Seu livro gerou grande repercussão no país, esgotando em poucas horas e exigindo uma nova impressão, com 56.000 cópias já vendidas – um número impressionante para uma nação do tamanho da Noruega, especialmente para um livro de não ficção. A obra gerou debates intensos, com o multimilionário corretor de bolsa Jan Petter Sissener gastando uma fortuna em coroas suecas para enviar cópias aos membros do Parlamento e ministros, chamando-o de "o livro do desperdício".
Bech Holte, de 46 anos, formado pela Escola Norueguesa de Economia, apresenta vários exemplos de desperdícios de recursos públicos em projetos que estouraram o orçamento, demoraram mais do que o previsto para serem concluídos ou nunca tiveram uma justificativa econômica sólida. Apesar de algumas críticas sobre imprecisões em seu trabalho, muitos economistas, tanto no setor público quanto acadêmico, apoiam sua visão, alegando que a Noruega poderia ser muito mais rica do que é hoje.
Embora o fundo soberano da Noruega tenha garantido grande parte de sua fortuna por meio de investimentos inteligentes em ações, tecnologia e inteligência artificial, Bech Holte aponta que esses setores, assim como a pesquisa e o desenvolvimento, estão estagnados. Ele acusa as instituições do país de complacência e afirma que a Noruega está vivenciando uma crise científica nacional.
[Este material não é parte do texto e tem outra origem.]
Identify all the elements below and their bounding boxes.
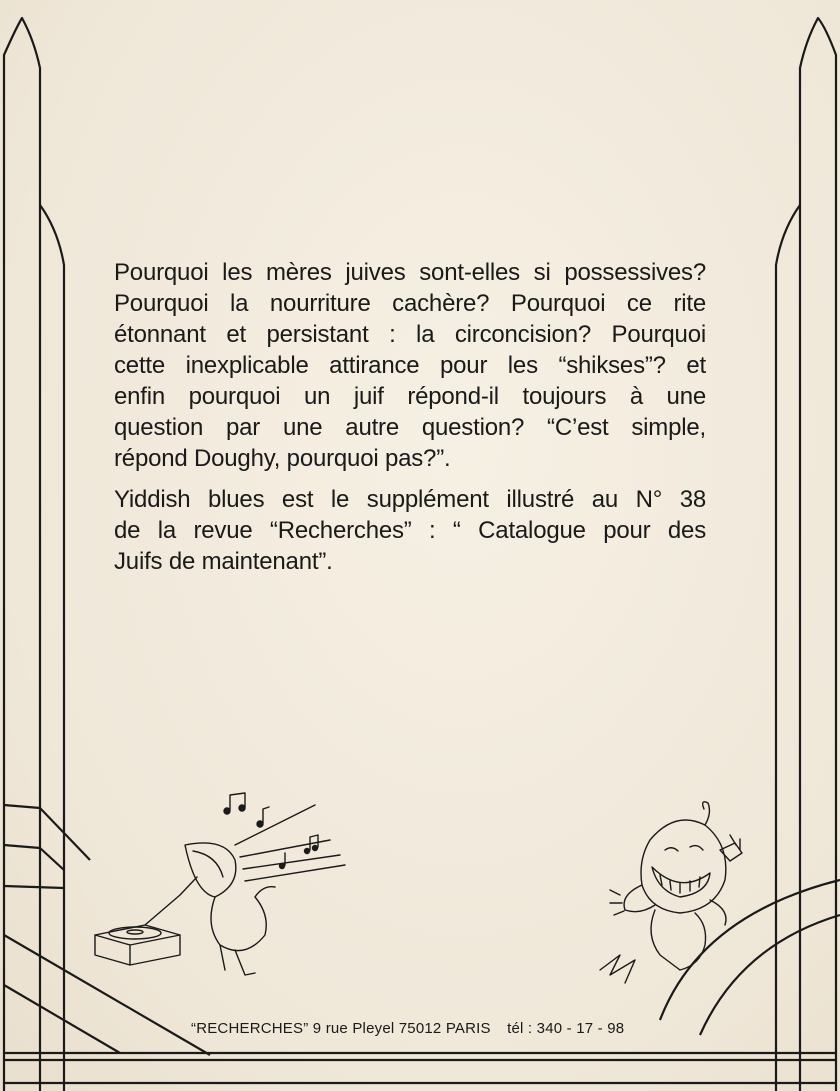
left-stair-2	[4, 845, 64, 870]
intro-line-3: étonnant et persistant : la circoncision? Pourquoi	[114, 321, 706, 348]
right-outer-column	[800, 18, 836, 1091]
left-stair-3	[4, 886, 64, 888]
right-inner-column	[776, 205, 800, 1091]
intro-line-4: cette inexplicable attirance pour les “shikses”? et	[114, 352, 706, 379]
supplement-paragraph	[114, 484, 706, 577]
left-outer-column	[4, 18, 40, 1091]
intro-paragraph	[114, 257, 706, 474]
intro-line-2: Pourquoi la nourriture cachère? Pourquoi ce rite	[114, 290, 706, 317]
publisher-address-line	[191, 1020, 624, 1037]
intro-line-1: Pourquoi les mères juives sont-elles si possessives?	[114, 259, 706, 286]
intro-line-6: question par une autre question? “C’est simple,	[114, 414, 706, 441]
intro-line-7: répond Doughy, pourquoi pas?”.	[114, 445, 451, 472]
supplement-line-3: Juifs de maintenant”.	[114, 548, 333, 575]
gramophone-bird-icon	[85, 785, 355, 985]
laughing-figure-icon	[580, 795, 770, 990]
left-stair-5	[4, 985, 120, 1053]
intro-line-5: enfin pourquoi un juif répond-il toujours à une	[114, 383, 706, 410]
publisher-phone: tél : 340 - 17 - 98	[507, 1020, 625, 1037]
left-stair-1	[4, 805, 90, 860]
publisher-address: 9 rue Pleyel 75012 PARIS	[312, 1020, 491, 1037]
supplement-line-2: de la revue “Recherches” : “ Catalogue pour des	[114, 517, 706, 544]
publisher-name: “RECHERCHES”	[191, 1020, 309, 1037]
supplement-line-1: Yiddish blues est le supplément illustré au N° 38	[114, 486, 706, 513]
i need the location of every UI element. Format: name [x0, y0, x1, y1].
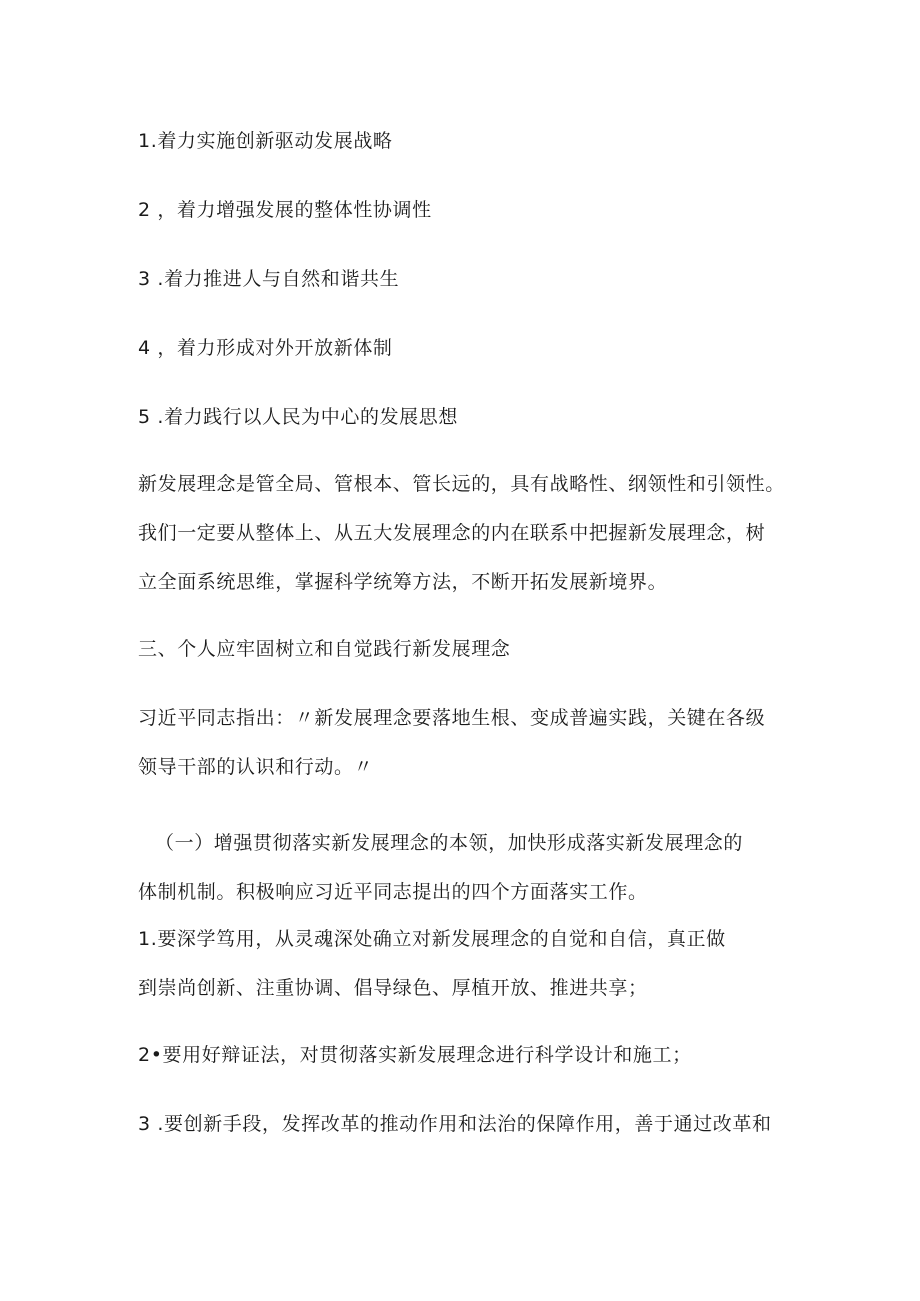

Em vez de atrair inovadores e empreendedores para impulsionar avanços, a Noruega está vendo profissionais partirem, desestimulados por uma estrutura tributária que consideram punitiva ao sucesso, focada em financiar benefícios sociais para cidadãos que poderiam trabalhar, mas escolhem não fazê-lo, argumenta o economista.
"Tentei escrever de uma forma que irritasse as pessoas, para o bem ou para o mal", afirmou Bech Holte. Ele defende cortes drásticos de impostos e restrições aos gastos públicos para devolver à Noruega uma economia mais produtiva.
"Nos tornamos herdeiros, recebemos seis vezes o nosso salário anual no banco, e isso significa que podemos escolher o caminho mais fácil", disse. "Estamos desperdiçando a maior oportunidade que um país ocidental já teve nos tempos modernos."